Teaching a child to learn the consequences of its actions is a core task in parenting. It is a fine line parents need to walk – when to support individuation and let the child experience the consequences of their choices and when to shield them from their own immaturity. It takes sensitivity, afterthought, and a lot of trial and error to know when to let go, when the child is ready to understand the concept of consequences.

Logical consequences is a specific strategy in the Positive Parenting Program, Triple P, but several parenting programs have similar tools. Its purpose is to help children experience consequences of their behaviour in a predictable way. So if two children fight over a toy or device despite the parents asking them to start sharing instead or the toy will go away, the object indeed goes away for five minutes. Logical consequences make sense to the child and are closely related in time to the inadequate behaviour, helping the child make the link. A logical consequence can also be shorter time for play because of time spent whining instead of getting ready or not being able to go shopping with a friend because of missed homework that has to be done.

A logical consequence for the little boy in the stairs for not listening should have been to sit in the pram. In fact, given that he was only about 18 months the best choice would probably have been to distract him with something else or why not walk with him a couple of times, telling him that mommy will be busy later on and he can be a good boy playing with some toys after the walks in the stairs. There was no logic to the consequence of possibly letting him fall.

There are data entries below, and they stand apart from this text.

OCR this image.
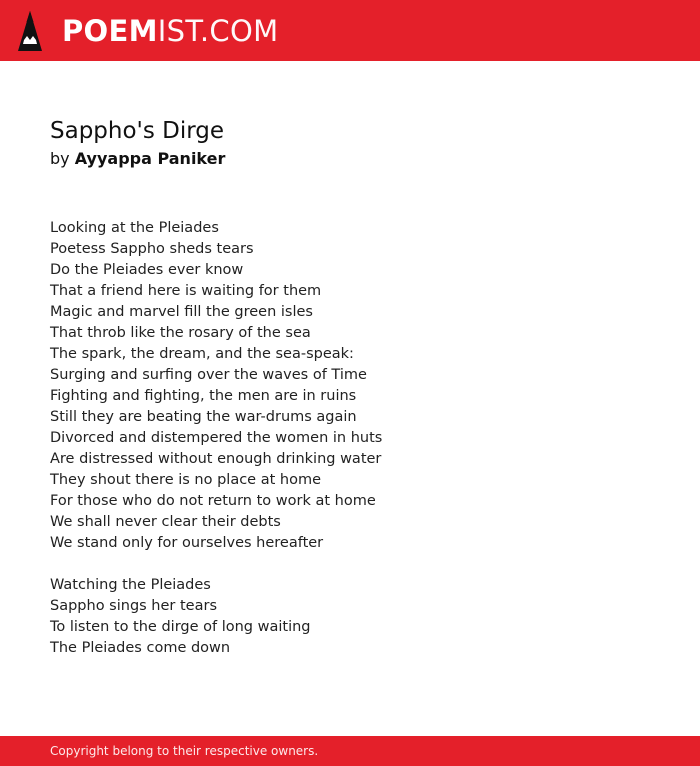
POEMIST.COM
Sappho's Dirge
by Ayyappa Paniker

Looking at the Pleiades
Poetess Sappho sheds tears
Do the Pleiades ever know
That a friend here is waiting for them
Magic and marvel fill the green isles
That throb like the rosary of the sea
The spark, the dream, and the sea-speak:
Surging and surfing over the waves of Time
Fighting and fighting, the men are in ruins
Still they are beating the war-drums again
Divorced and distempered the women in huts
Are distressed without enough drinking water
They shout there is no place at home
For those who do not return to work at home
We shall never clear their debts
We stand only for ourselves hereafter

Watching the Pleiades
Sappho sings her tears
To listen to the dirge of long waiting
The Pleiades come down

Copyright belong to their respective owners.
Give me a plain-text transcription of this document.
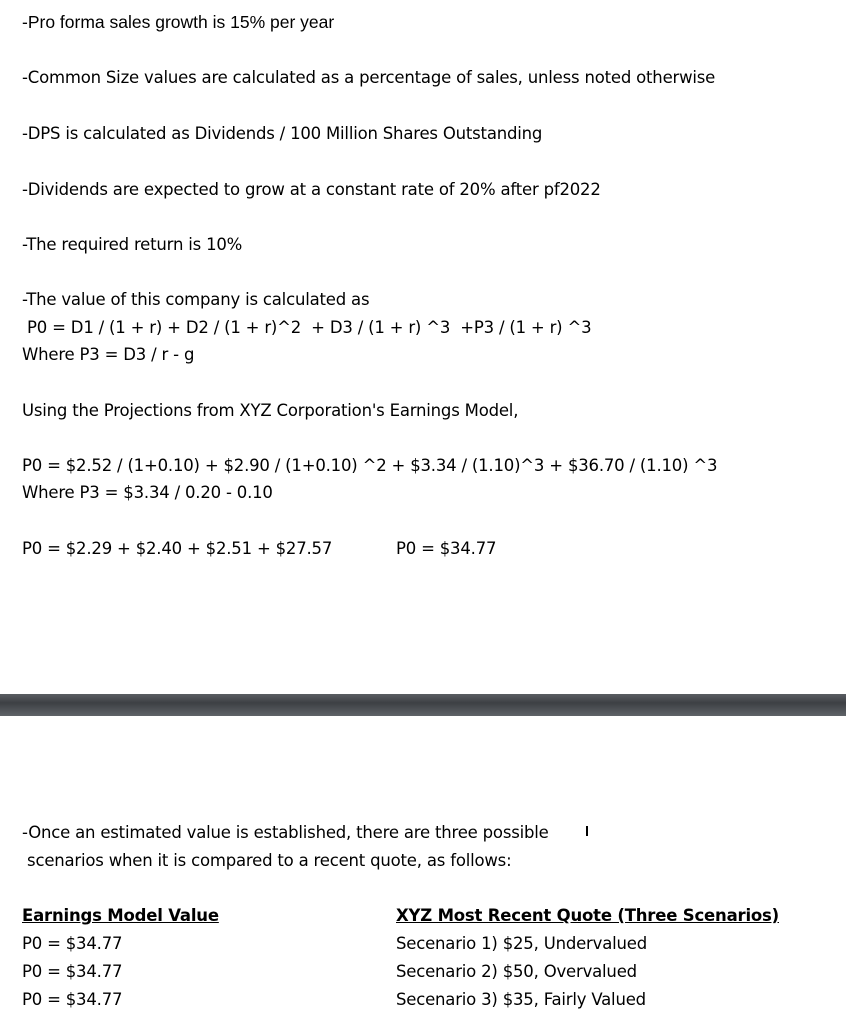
-Pro forma sales growth is 15% per year
-Common Size values are calculated as a percentage of sales, unless noted otherwise
-DPS is calculated as Dividends / 100 Million Shares Outstanding
-Dividends are expected to grow at a constant rate of 20% after pf2022
-The required return is 10%
-The value of this company is calculated as
P0 = D1 / (1 + r) + D2 / (1 + r)^2  + D3 / (1 + r) ^3  +P3 / (1 + r) ^3
Where P3 = D3 / r - g
Using the Projections from XYZ Corporation's Earnings Model,
P0 = $2.52 / (1+0.10) + $2.90 / (1+0.10) ^2 + $3.34 / (1.10)^3 + $36.70 / (1.10) ^3
Where P3 = $3.34 / 0.20 - 0.10
P0 = $2.29 + $2.40 + $2.51 + $27.57	P0 = $34.77
-Once an estimated value is established, there are three possible
scenarios when it is compared to a recent quote, as follows:
Earnings Model Value	XYZ Most Recent Quote (Three Scenarios)
P0 = $34.77	Secenario 1) $25, Undervalued
P0 = $34.77	Secenario 2) $50, Overvalued
P0 = $34.77	Secenario 3) $35, Fairly Valued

At times, however, children will and should fall. A book that provoked a lot of debate in Sweden problematized the consequences of what was termed “curling parenting”, a Swedish version of alleged overprotective parenting where the path is cleared for children, as the ice is swept clean in the sport of Curling by the Sweepers for the granite stone to glide as smoothly as possible. The authors Carl Lindgren and Frank Lindblad argued that in parents’ efforts to protect their offspring from injuries and negative experiences, the children were left without resilience for the normal challenges of life.

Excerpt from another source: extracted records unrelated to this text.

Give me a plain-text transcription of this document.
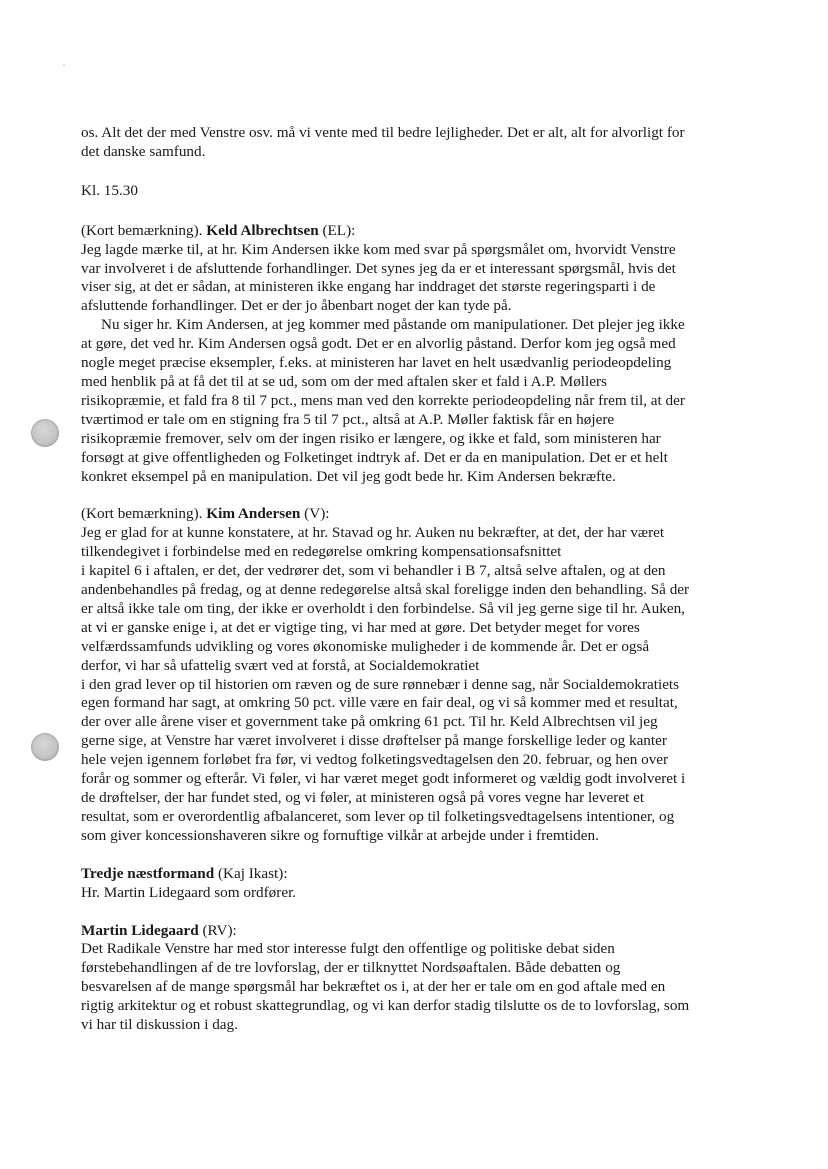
os. Alt det der med Venstre osv. må vi vente med til bedre lejligheder. Det er alt, alt for alvorligt for
det danske samfund.
Kl. 15.30
(Kort bemærkning). Keld Albrechtsen (EL):
Jeg lagde mærke til, at hr. Kim Andersen ikke kom med svar på spørgsmålet om, hvorvidt Venstre
var involveret i de afsluttende forhandlinger. Det synes jeg da er et interessant spørgsmål, hvis det
viser sig, at det er sådan, at ministeren ikke engang har inddraget det største regeringsparti i de
afsluttende forhandlinger. Det er der jo åbenbart noget der kan tyde på.
Nu siger hr. Kim Andersen, at jeg kommer med påstande om manipulationer. Det plejer jeg ikke
at gøre, det ved hr. Kim Andersen også godt. Det er en alvorlig påstand. Derfor kom jeg også med
nogle meget præcise eksempler, f.eks. at ministeren har lavet en helt usædvanlig periodeopdeling
med henblik på at få det til at se ud, som om der med aftalen sker et fald i A.P. Møllers
risikopræmie, et fald fra 8 til 7 pct., mens man ved den korrekte periodeopdeling når frem til, at der
tværtimod er tale om en stigning fra 5 til 7 pct., altså at A.P. Møller faktisk får en højere
risikopræmie fremover, selv om der ingen risiko er længere, og ikke et fald, som ministeren har
forsøgt at give offentligheden og Folketinget indtryk af. Det er da en manipulation. Det er et helt
konkret eksempel på en manipulation. Det vil jeg godt bede hr. Kim Andersen bekræfte.
(Kort bemærkning). Kim Andersen (V):
Jeg er glad for at kunne konstatere, at hr. Stavad og hr. Auken nu bekræfter, at det, der har været
tilkendegivet i forbindelse med en redegørelse omkring kompensationsafsnittet
i kapitel 6 i aftalen, er det, der vedrører det, som vi behandler i B 7, altså selve aftalen, og at den
andenbehandles på fredag, og at denne redegørelse altså skal foreligge inden den behandling. Så der
er altså ikke tale om ting, der ikke er overholdt i den forbindelse. Så vil jeg gerne sige til hr. Auken,
at vi er ganske enige i, at det er vigtige ting, vi har med at gøre. Det betyder meget for vores
velfærdssamfunds udvikling og vores økonomiske muligheder i de kommende år. Det er også
derfor, vi har så ufattelig svært ved at forstå, at Socialdemokratiet
i den grad lever op til historien om ræven og de sure rønnebær i denne sag, når Socialdemokratiets
egen formand har sagt, at omkring 50 pct. ville være en fair deal, og vi så kommer med et resultat,
der over alle årene viser et government take på omkring 61 pct. Til hr. Keld Albrechtsen vil jeg
gerne sige, at Venstre har været involveret i disse drøftelser på mange forskellige leder og kanter
hele vejen igennem forløbet fra før, vi vedtog folketingsvedtagelsen den 20. februar, og hen over
forår og sommer og efterår. Vi føler, vi har været meget godt informeret og vældig godt involveret i
de drøftelser, der har fundet sted, og vi føler, at ministeren også på vores vegne har leveret et
resultat, som er overordentlig afbalanceret, som lever op til folketingsvedtagelsens intentioner, og
som giver koncessionshaveren sikre og fornuftige vilkår at arbejde under i fremtiden.
Tredje næstformand (Kaj Ikast):
Hr. Martin Lidegaard som ordfører.
Martin Lidegaard (RV):
Det Radikale Venstre har med stor interesse fulgt den offentlige og politiske debat siden
førstebehandlingen af de tre lovforslag, der er tilknyttet Nordsøaftalen. Både debatten og
besvarelsen af de mange spørgsmål har bekræftet os i, at der her er tale om en god aftale med en
rigtig arkitektur og et robust skattegrundlag, og vi kan derfor stadig tilslutte os de to lovforslag, som
vi har til diskussion i dag.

Given the links between overprotective parenting and fearfulness and anxiety in children (Rapee, 2009), they seem to have a point. Of course children who are temperamentally inhibited, less sociable and more fearful of new situations, might elicit this type of parenting when they are toddlers. So the causal pathway could go either way, but being overprotective certainly does not improve these children’s bravery or resilience.

To be honest, I tend to be pretty protective of the children. Helmets, sunscreen, and life vests are non-negotiable and they are all tired of hearing me talk about never going anywhere with strangers. But I like to exercise “controlled risk”, as in letting them walk on their own to the store and back, secretly checking on them or biking behind the bus when they are riding it on their own for the first time to school. I hate letting them go to camp or downtown with friends, but I do, because I figure that is part of being a good parent. And because my husband tells me not to be such a mother hen…

But I have to stop myself from making up all kinds of terrible scenarios in my head and something in me will not settle until the kids are all back and sound asleep in their beds so I can peep in and listen to their even breathing. That will, of course not be like that forever, because we have to let go of our children: the question is only  when and how.